Do I need to be calm to track my nervous system?
No — in fact, activated states are easier to track at first, because the signal is loud. The harder skill is tracking quiet states: subtle dorsal slipping, mild ventral availability. Calm is not a prerequisite. Honesty is. The practice asks for an accurate report of whatever rung is present, including the uncomfortable ones.
How often should I check in with my nervous system?
Three brief check-ins a day is a reasonable starting structure. Each takes fifteen seconds. Over weeks, the checks integrate into the background and surface only when the state changes — at which point the practice has matured from scheduled to continuous, and the explicit reminders fall away.
What's the point of tracking if I can't change the state?

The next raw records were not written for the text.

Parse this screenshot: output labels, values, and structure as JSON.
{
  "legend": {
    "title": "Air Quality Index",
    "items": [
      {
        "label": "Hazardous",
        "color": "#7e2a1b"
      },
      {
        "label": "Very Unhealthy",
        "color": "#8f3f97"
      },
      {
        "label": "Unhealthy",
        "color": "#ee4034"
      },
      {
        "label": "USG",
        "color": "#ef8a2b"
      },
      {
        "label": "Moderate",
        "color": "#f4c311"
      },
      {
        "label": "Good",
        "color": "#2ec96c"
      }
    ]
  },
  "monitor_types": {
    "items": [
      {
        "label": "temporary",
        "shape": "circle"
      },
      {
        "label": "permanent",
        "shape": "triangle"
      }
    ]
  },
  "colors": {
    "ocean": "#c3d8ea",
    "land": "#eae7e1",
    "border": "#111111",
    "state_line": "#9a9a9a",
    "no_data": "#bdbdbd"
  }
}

Detection is not preliminary to regulation; it is itself the foundational deposit. Knowing what state you are in changes the relationship to it even when no intervention follows. It also makes downstream interventions — resourcing, repair, regulation — precise rather than guesswork. And often, the act of accurate detection is itself partly regulating: the Threat System relaxes a notch when its report is heard.
How does this connect to Meaning Density?
Nervous system tracking is a high-density skill with a delayed harvest. Effort is modest, residue is near-zero, deposit is foundational — every downstream somatic deposit depends on it. The common substitute, cognitive labeling without somatic detection, runs the substitution pattern exactly: outer shape of self-awareness, System briefly relaxes, deposit does not land, residue (the unaddressed activation) compounds. The equation makes both the original and the substitute legible.